Le poète dans la cité ? Jacquette, se souvenant de Platon (mais est-ce que les choses ont changé ?) répond : « Les républiques ont toujours châtié ces rebelles parasites et irresponsables. C’est le prix qu’elles paient la beauté. » Alors, la poète interroge son poème : « Qu’en ferons-nous au jour le jour de ces invocations si limpides, de ces paroles de feu ? Nous aideront-elles à vivre ? Leur pouvoir reste insondable. » Avant de répondre dans un autre poème : « Mais le poète, lui, va au-delà du poème. Il atteint, par une attention aiguë qui naît de l’éparpillement et de l’innocence, la rumeur sourde, le lieu silencieux et secret, ce Point de vacuité extrême d’où jaillira la parole de lumière, la parole tissue de nuit et de feu qui, seule, est la poésie. » Elle ajoute : « Je m’assieds à ma table. J’écris. J’existe. »

Parallèlement à ses livres de poésie, ses essais et ses proses, Jacquette a en outre publié dans de nombreuses revues universitaires et littéraires françaises et francophones, donnant poèmes, essais, études et chroniques de poésie, dont certains textes ont été repris dans des anthologies de poésie et dans des magazines illustrés.

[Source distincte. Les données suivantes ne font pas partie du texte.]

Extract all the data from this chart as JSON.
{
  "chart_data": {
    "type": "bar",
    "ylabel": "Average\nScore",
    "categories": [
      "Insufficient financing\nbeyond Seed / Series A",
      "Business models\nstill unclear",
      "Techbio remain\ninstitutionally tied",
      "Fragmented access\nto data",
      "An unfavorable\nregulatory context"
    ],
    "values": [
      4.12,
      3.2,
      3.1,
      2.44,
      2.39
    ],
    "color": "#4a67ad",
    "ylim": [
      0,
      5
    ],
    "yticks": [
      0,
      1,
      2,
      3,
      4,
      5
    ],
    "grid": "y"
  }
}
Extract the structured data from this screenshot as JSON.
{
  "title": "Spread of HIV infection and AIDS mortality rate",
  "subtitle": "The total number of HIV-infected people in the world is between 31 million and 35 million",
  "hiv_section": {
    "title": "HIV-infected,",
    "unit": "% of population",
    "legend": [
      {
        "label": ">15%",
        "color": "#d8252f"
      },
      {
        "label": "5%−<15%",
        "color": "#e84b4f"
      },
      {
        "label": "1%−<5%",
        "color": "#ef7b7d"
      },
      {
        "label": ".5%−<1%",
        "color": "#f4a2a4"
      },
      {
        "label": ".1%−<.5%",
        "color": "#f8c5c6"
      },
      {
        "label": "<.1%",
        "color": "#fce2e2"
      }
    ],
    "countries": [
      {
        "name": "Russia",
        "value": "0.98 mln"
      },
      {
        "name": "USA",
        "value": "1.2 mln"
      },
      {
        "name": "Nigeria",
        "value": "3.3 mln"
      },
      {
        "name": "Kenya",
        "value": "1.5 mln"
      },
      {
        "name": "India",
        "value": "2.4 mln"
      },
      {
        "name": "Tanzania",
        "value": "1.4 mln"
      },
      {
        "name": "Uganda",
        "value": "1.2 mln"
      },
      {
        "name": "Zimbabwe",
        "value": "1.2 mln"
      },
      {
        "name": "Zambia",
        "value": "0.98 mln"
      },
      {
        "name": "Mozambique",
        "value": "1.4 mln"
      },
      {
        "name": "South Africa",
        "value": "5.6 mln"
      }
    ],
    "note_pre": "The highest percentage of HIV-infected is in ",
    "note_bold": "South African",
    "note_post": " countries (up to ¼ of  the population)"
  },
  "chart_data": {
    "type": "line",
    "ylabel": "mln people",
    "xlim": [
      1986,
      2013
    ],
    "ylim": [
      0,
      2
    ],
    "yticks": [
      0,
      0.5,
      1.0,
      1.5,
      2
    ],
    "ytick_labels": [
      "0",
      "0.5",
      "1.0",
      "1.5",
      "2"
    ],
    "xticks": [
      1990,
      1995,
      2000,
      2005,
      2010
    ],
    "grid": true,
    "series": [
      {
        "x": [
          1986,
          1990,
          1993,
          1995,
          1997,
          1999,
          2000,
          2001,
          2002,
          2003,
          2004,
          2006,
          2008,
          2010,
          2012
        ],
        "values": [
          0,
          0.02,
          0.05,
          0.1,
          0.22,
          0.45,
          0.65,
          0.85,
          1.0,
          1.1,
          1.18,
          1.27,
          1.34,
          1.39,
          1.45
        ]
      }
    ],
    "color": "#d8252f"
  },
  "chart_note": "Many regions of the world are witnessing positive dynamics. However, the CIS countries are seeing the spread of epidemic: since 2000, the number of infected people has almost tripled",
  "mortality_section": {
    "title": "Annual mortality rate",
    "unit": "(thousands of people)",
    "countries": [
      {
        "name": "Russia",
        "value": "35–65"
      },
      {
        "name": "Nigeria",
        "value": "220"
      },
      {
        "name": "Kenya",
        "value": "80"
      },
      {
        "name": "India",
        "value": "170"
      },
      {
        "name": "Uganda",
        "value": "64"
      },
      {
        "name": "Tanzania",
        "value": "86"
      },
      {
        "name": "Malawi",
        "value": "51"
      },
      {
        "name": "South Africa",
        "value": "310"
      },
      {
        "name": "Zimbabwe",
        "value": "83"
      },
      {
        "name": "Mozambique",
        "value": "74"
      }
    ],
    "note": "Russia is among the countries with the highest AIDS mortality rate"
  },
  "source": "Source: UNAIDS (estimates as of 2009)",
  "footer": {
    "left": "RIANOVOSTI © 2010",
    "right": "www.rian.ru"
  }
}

La barque noire glisse sur la lagune entre les oriflammes : notre amie la poète Jacquette Reboul est décédée lundi 21 novembre 2022, à l’âge de 85 ans.

Christophe DAUPHIN

(Revue Les Hommes sans Épaules).

 

Œuvres de Jacquette Reboul

Poésie : À l’intérieur de la vue (éd. Chambelland, 1973), La Nuit scintille (éd. Chambelland, 1975), L’Apprentie sorcière (Le Pont de l’Épée, 1982), Prix Louis Guillaume, L’Œil du monde (éd. Librairie Galerie Racine, 1990), Raison ardente (éd. Librairie Galerie Racine, 1991), Cristal (Les Cahiers du Pont sous l’eau, 1996), Psyché (Le Nouvel Athanor, 2001), Ta solitude et le monde (Encres vives, 2002).

Récits et nouvelles : Le Lever de l’aurore (NCJ, 1969), Le Vieux Roi (P.-J. Oswald, 1972), La Liberté pour l’ombre (éd. Saint-Germain-des-Prés, 1984), Face à face (Agence de Coopération culturelle et technique, Silex, 1986), Prix de la francophonie, La Mort en Inde (Encres vives, 2003), Le Chemin (Encres vives, 2007), Énigme de l’oracle (Encres vives, 2010).

Essais : Du bon usage des bibliographies (Gauthier-Villars, 1973), Les Cathédrales du Savoir ou les bibliothèques universitaires de recherche aux États-Unis (Publications de la Sorbonne, CNRS, 1982), Critique universitaire et critique créatrice (Klincksieck, 1986).